2889 - Vision-Language-Action for humanoid robots
Vision-Language-Action (VLA) models are an emerging class of multi-modal large language models that enable robots to understand and execute complex verbal instructions [1,2,3]. These models integrate Vision-Language Models (VLMs), Large Language Models (LLMs), and imitation learning methods (often based on diffusion models) to combine language, vision, and action in a unified framework. The long-term goal is to develop generalist robots capable of performing virtually any task in any environment—ranging from factories to homes—based solely on natural language commands. For example, a user could instruct a robot to “make breakfast with some eggs and coffee and bring it to me,” or alternatively, “put all these items in a box, close the package, and send it to a client,” using the same robot and the same underlying policy.
The first objective of this internship is to evaluate open-source VLA systems (e.g., OpenVLA, Pi0) on real robotic platforms, starting with our Unitree G1 robot, integrating them with our whole-body stack, and potentially extending to our bimanual Tiago++ robot. These models will be fine-tuned using in-house data collected in the lab to improve performance in our specific scenarios.
The second objective is to enrich these models with force sensing data to improve the interactions with the environment.
Finally, the internship will explore any opportunity to push the state of the art in VLA-based robotics.
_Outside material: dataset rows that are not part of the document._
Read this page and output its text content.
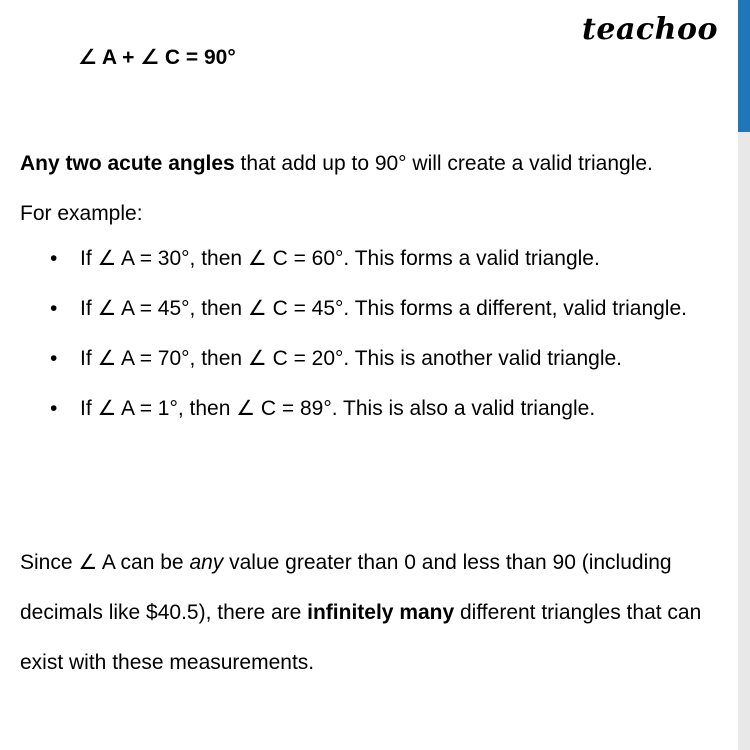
teachoo
∠ A + ∠ C = 90°
Any two acute angles that add up to 90° will create a valid triangle.
For example:
• If ∠ A = 30°, then ∠ C = 60°. This forms a valid triangle.
• If ∠ A = 45°, then ∠ C = 45°. This forms a different, valid triangle.
• If ∠ A = 70°, then ∠ C = 20°. This is another valid triangle.
• If ∠ A = 1°, then ∠ C = 89°. This is also a valid triangle.
Since ∠ A can be any value greater than 0 and less than 90 (including decimals like $40.5), there are infinitely many different triangles that can exist with these measurements.
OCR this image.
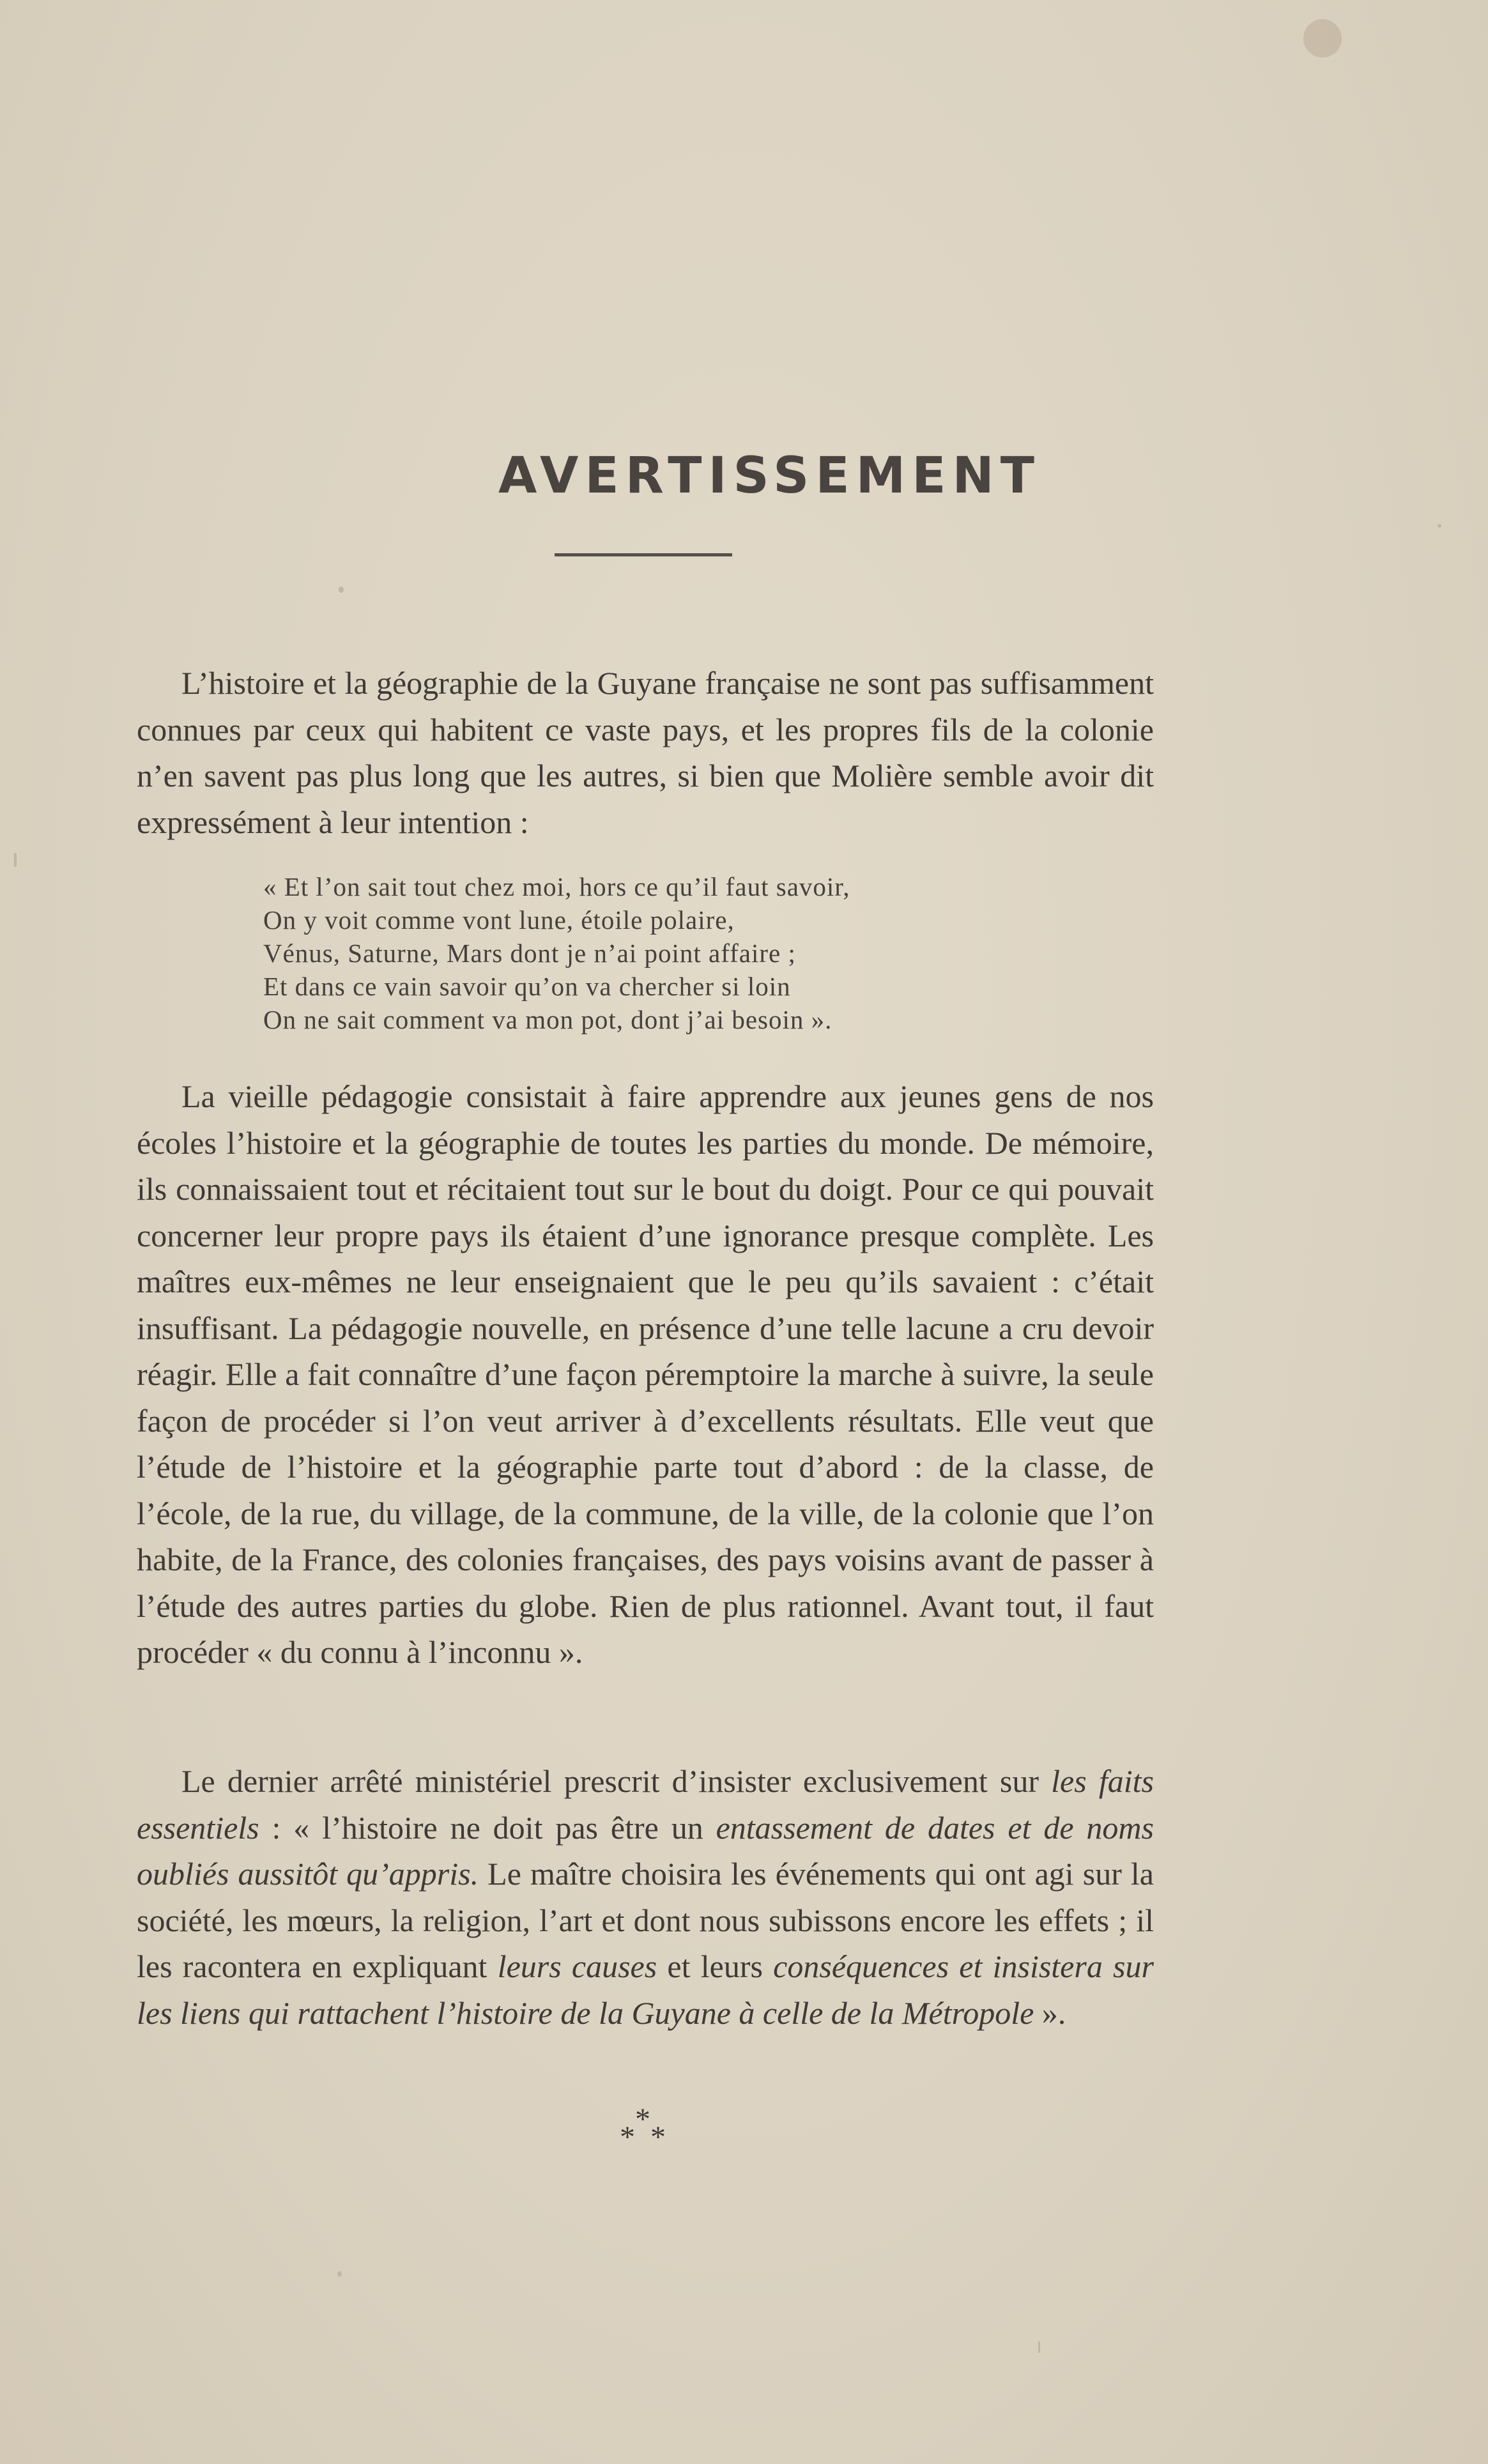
AVERTISSEMENT

L’histoire et la géographie de la Guyane française ne sont pas suffisamment connues par ceux qui habitent ce vaste pays, et les propres fils de la colonie n’en savent pas plus long que les autres, si bien que Molière semble avoir dit expressément à leur intention :

« Et l’on sait tout chez moi, hors ce qu’il faut savoir,
On y voit comme vont lune, étoile polaire,
Vénus, Saturne, Mars dont je n’ai point affaire ;
Et dans ce vain savoir qu’on va chercher si loin
On ne sait comment va mon pot, dont j’ai besoin ».

La vieille pédagogie consistait à faire apprendre aux jeunes gens de nos écoles l’histoire et la géographie de toutes les parties du monde. De mémoire, ils connaissaient tout et récitaient tout sur le bout du doigt. Pour ce qui pouvait concerner leur propre pays ils étaient d’une ignorance presque complète. Les maîtres eux-mêmes ne leur enseignaient que le peu qu’ils savaient : c’était insuffisant. La pédagogie nouvelle, en présence d’une telle lacune a cru devoir réagir. Elle a fait connaître d’une façon péremptoire la marche à suivre, la seule façon de procéder si l’on veut arriver à d’excellents résultats. Elle veut que l’étude de l’histoire et la géographie parte tout d’abord : de la classe, de l’école, de la rue, du village, de la commune, de la ville, de la colonie que l’on habite, de la France, des colonies françaises, des pays voisins avant de passer à l’étude des autres parties du globe. Rien de plus rationnel. Avant tout, il faut procéder « du connu à l’inconnu ».

Le dernier arrêté ministériel prescrit d’insister exclusivement sur les faits essentiels : « l’histoire ne doit pas être un entassement de dates et de noms oubliés aussitôt qu’appris. Le maître choisira les événements qui ont agi sur la société, les mœurs, la religion, l’art et dont nous subissons encore les effets ; il les racontera en expliquant leurs causes et leurs conséquences et insistera sur les liens qui rattachent l’histoire de la Guyane à celle de la Métropole ».

*
* *
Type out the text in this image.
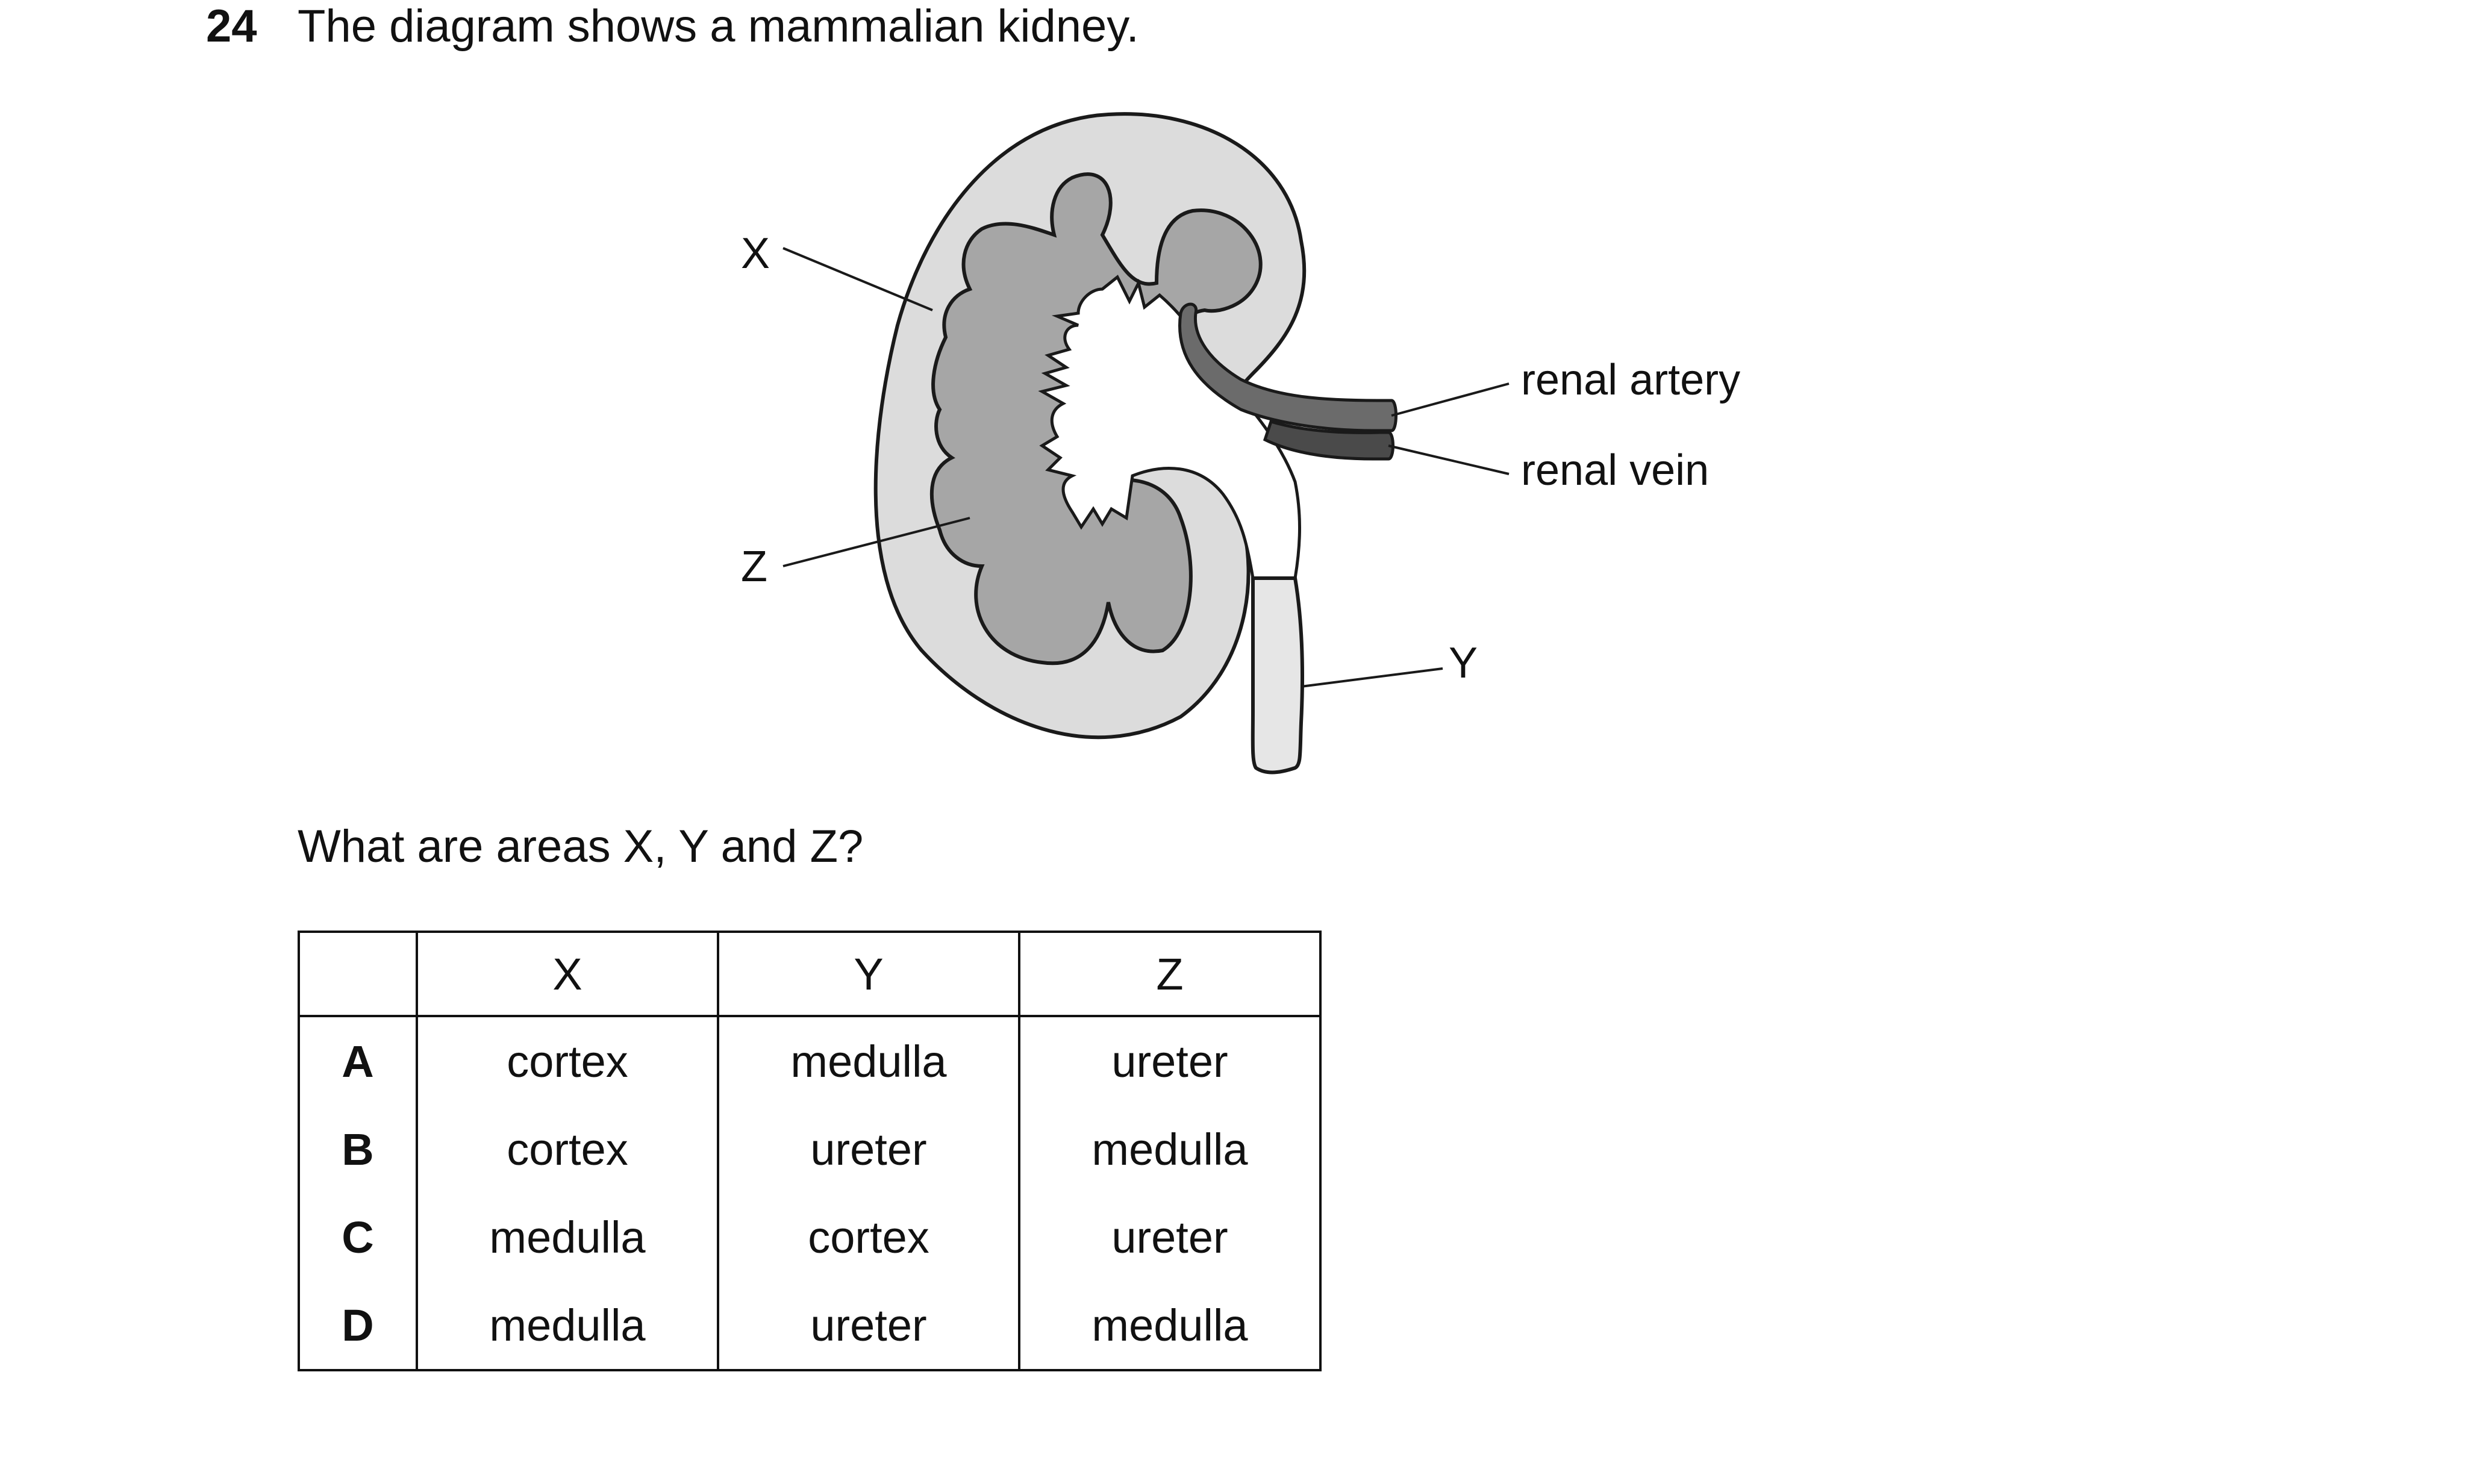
24 The diagram shows a mammalian kidney.
X
Z
Y
renal artery
renal vein
What are areas X, Y and Z?
	X	Y	Z
A	cortex	medulla	ureter
B	cortex	ureter	medulla
C	medulla	cortex	ureter
D	medulla	ureter	medulla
[1] Kim, Moo Jin, et al. 'OpenVLA: An open-source vision-language-action model.' arXiv preprint arXiv:2406.09246 (2024) - https://arxiv.org/pdf/2406.09246
[2] Black, Kevin, et al. '$\pi_0 $: A Vision-Language-Action Flow Model for General Robot Control.' arXiv preprint arXiv:2410.24164 (2024). - https://arxiv.org/pdf/2410.24164 - https://www.physicalintelligence.company/blog/pi0
[3] Pertsch, Karl, et al. 'Fast: Efficient action tokenization for vision-language-action models.' arXiv preprint arXiv:2501.09747 (2025) - https://arxiv.org/pdf/2501.09747
Required skills:
Languages: English (French is not required -- English is the main language of the team).